Psiche, cervello e bimbi

Roberto Cafiso (LA SICILIA del 28.11.16)

EDUCARE I GENITORI PER EVITARE TRAUMI INFANTILI CHE CRESCERANNO COI FIGLI

Sono circa centomila in Italia, ma è la punta di un iceberg.  Sono i bambini  affidati ai Servizi sociali. Bambini maltrattati, violentati o deprivati con un futuro incerto, faticoso e costoso per lo Stato. I bambini traumatizzati nei primi anni subiscono modificazioni di alcune strutture cerebrali ancora in formazione, tra cui l’ippocampo e l’amigdala.  Queste strutture vengono bersagliate nei rush di sofferenze indotte dagli ormoni dello stress ( i glucocorticoidi ) col risultato di una vulnerabilità d’organo con memorie traumatiche specifiche e una bassa soglia di stimolazione ansiosa.

A differenza delle memorie traumatiche da evento acuto ( un incidente, un terremoto, …. ), quelle da deprivazione cronica sono immaginifiche e producono reazioni senza rievocazione cosciente e mancano di un riferimento semantico caratteristico , a differenza delle memorie da singolo evento. Inoltre ormai sappiamo che i traumi infantili poliformi  sono in grado di produrre  alterazioni di mediatori nervosi quali noradrenalina, dopamina, serotonina. E’ un circolo vizioso : un bambino oggetto di abusi e scarse attenzioni patisce lo sregolamento dei recettori serotoninergici che diventano ipersensibili. Da qui una maggiore  risposta ad eventi stressanti o ansiogeni che si verificheranno nell’età adulta.

Un trauma infantile si riverbera nel comportamento adulto perché si modifica la biologia cerebrale. Gli attacchi di panico, certi disturbi di personalità e quelli del cluster B in particolare,  l’ansia o una propensione depressiva,  possono affondare le loro radici in alcune situazioni deprivanti dell’infanzia. E’ terribile pensare come il destino di un essere umano possa essere in mano a  genitori anaffettivi e scellerati. Ed è importante sottolineare come questo disagio permanente da adolescenti potrà spingerli ad un tentativo di auto medicamento attraverso l’uso di sostanze stupefacenti o di alcol. I bambini maltrattati non a caso hanno di frequente un ridotto sviluppo della corteccia prefrontale  e questo anche se non si sono verificati i classici  abusi fisici e sessuali,  ma unicamente  carenze affettive.

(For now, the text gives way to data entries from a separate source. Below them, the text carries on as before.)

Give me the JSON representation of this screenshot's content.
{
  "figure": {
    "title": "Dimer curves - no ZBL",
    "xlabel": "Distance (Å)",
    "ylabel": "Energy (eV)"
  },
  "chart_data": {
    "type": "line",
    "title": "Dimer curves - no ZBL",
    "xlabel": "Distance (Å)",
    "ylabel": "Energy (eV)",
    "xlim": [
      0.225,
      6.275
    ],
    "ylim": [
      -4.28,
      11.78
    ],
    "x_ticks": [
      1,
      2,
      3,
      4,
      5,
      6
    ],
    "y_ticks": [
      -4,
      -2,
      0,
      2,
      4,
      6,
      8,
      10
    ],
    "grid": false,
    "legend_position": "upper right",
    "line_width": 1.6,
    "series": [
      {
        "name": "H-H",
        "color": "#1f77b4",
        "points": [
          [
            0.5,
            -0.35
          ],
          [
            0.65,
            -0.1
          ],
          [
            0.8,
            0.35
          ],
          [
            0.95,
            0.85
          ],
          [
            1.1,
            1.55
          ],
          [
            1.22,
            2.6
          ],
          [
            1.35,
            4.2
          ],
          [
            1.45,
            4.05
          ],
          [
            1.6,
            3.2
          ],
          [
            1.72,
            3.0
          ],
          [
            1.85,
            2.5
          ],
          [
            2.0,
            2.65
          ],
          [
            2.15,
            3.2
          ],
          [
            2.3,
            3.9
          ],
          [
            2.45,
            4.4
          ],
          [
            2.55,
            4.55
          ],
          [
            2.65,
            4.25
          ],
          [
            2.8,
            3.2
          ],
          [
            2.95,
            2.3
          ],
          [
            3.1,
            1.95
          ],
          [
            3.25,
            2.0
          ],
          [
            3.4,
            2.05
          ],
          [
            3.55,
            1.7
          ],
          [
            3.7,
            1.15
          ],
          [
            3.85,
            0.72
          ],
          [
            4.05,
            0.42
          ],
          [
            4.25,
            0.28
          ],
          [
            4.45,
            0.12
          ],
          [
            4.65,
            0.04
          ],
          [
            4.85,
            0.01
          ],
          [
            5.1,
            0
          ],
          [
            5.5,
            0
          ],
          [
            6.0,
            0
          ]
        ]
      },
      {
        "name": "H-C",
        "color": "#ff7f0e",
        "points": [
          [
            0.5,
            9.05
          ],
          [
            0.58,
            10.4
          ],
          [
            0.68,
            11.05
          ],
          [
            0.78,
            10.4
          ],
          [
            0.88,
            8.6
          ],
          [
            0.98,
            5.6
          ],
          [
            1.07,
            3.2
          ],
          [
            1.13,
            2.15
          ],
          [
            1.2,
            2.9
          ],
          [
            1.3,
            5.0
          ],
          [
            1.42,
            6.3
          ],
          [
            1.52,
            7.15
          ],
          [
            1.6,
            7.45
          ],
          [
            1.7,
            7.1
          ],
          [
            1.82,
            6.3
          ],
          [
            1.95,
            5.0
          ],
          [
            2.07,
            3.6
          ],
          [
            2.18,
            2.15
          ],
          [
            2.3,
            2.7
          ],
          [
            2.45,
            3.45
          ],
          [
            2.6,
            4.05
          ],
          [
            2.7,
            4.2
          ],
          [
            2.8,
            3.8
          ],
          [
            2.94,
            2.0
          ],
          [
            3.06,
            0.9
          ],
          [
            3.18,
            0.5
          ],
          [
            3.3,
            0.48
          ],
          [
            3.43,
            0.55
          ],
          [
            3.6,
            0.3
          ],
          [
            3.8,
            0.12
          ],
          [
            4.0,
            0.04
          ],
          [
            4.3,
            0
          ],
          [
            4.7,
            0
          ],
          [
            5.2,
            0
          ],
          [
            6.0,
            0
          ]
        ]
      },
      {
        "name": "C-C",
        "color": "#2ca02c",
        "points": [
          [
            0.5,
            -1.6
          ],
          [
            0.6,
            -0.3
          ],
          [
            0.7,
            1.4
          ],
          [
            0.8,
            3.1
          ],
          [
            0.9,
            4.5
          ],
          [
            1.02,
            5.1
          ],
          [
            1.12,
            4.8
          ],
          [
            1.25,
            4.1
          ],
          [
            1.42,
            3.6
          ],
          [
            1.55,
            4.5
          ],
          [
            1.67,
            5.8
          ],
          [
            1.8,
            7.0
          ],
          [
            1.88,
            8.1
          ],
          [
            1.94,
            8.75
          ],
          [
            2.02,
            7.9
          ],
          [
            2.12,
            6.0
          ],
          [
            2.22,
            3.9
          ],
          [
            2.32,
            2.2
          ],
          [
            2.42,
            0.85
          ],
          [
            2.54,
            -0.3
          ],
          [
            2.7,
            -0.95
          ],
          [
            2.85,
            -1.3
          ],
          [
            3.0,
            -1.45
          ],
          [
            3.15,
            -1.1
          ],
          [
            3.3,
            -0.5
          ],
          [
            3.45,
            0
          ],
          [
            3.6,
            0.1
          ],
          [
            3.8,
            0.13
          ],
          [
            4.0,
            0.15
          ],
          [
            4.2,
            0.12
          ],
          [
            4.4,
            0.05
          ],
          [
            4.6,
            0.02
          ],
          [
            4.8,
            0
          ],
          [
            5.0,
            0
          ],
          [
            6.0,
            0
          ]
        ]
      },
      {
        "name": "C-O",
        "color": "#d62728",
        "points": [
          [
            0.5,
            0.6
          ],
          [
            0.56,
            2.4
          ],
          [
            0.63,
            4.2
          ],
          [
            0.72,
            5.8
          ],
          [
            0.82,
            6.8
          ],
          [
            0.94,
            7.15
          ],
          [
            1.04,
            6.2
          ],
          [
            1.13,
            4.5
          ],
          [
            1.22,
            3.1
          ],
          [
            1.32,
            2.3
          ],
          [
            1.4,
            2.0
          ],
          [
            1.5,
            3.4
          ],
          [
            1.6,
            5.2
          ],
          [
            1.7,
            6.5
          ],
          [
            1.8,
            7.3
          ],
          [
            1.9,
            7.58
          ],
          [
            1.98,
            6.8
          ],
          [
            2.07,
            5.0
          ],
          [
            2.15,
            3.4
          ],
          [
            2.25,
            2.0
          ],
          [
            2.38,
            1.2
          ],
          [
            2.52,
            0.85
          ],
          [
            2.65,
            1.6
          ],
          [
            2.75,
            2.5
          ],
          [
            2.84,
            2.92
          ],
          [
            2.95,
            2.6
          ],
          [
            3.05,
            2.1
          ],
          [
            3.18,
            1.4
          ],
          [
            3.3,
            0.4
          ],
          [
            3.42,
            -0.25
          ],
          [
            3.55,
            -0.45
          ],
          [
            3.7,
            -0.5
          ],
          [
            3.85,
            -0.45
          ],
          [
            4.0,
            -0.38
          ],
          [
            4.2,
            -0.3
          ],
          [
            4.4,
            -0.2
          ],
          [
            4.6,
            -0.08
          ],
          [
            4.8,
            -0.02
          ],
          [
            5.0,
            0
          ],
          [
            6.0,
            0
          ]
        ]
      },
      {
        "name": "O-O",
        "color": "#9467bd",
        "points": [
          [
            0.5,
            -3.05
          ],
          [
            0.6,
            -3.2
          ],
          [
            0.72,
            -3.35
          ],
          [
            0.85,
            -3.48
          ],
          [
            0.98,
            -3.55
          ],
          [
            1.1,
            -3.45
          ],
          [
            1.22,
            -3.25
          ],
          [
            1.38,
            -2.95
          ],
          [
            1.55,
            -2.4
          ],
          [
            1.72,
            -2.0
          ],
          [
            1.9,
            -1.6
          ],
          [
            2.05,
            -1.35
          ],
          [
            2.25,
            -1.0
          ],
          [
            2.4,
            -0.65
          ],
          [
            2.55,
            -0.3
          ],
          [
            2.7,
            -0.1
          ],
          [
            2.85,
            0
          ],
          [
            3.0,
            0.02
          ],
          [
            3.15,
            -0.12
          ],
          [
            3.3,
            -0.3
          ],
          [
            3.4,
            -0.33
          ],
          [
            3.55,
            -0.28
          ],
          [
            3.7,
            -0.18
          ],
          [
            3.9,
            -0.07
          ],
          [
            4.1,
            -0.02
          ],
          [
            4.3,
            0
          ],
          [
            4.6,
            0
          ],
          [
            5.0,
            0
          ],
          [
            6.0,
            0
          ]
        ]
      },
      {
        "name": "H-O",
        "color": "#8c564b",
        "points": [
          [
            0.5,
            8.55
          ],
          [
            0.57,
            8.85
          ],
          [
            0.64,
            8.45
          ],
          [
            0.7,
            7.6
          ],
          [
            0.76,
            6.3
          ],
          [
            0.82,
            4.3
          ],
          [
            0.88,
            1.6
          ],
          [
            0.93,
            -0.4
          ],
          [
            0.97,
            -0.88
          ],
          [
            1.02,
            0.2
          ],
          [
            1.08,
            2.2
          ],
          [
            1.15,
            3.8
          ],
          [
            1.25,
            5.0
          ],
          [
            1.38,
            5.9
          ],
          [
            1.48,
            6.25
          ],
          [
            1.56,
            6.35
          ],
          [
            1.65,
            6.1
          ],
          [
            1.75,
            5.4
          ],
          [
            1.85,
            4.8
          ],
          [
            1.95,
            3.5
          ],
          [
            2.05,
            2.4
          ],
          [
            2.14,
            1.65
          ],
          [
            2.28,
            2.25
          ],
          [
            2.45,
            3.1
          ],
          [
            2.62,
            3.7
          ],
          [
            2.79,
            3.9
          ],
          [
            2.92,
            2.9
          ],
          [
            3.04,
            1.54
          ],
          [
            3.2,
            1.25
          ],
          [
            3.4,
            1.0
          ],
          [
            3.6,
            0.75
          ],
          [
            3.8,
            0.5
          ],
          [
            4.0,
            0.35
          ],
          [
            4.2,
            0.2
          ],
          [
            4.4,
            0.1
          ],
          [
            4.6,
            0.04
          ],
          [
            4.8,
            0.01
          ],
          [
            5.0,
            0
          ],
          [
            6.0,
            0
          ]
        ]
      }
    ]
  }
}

L’emotività di questi bimbi poi adulti risulta labile, con propensione ai passaggi all’atto ed autolesionismo e più generalmente ad una vita senza un assetto stabile. Confrontando l’ippocampo con bambini cresciuti in modo affettivamente ripagante vediamo un suo diverso sviluppo , un maggior equilibrio emotivo ed una migliore plasticità cognitiva. Anche l’amigdala e il suo “dialogo” sperequato con la corteccia cerebrale può imprimere al cervello adulto una spinta generalizzante a rievocare le reazioni di paura o di malessere vissute da bambini. Un fenomeno che chi tratta questi pazienti deve tenere a mente,  modulando gli stimoli verbali ed i concetti in essi racchiusi per evitare fenomeni di sovraccarico nervoso con abbandono del trattamento. Il garbo, la gentilezza, persino il tono della voce del terapeuta devono rassicurare il paziente, persuaderlo che non vi sono rischi ad affidarsi ed a seguire la terapia.  Si tratta di pazienti che facilmente vanno in “accumulo nervoso”, si scompensano e non sono così in grado di ricostruirsi psicologicamente.

Se solo prendessimo atto nel dettaglio del danno individuale e sociale che dei genitori, solo perché procreatori,  possono provocare  trascurando o maltrattando la loro prole, gli impediremmo  già dai primi mesi di esercitare questo potere smisurato e nefasto di modellamento patologico . Se non una patente a punti per  gestire piccoli esseri umani, una più capillare verifica delle situazioni disagevoli  ove un bambino sta subendo un danno con conseguenze perenni,  i cui riflessi si propagheranno sull’intera collettività.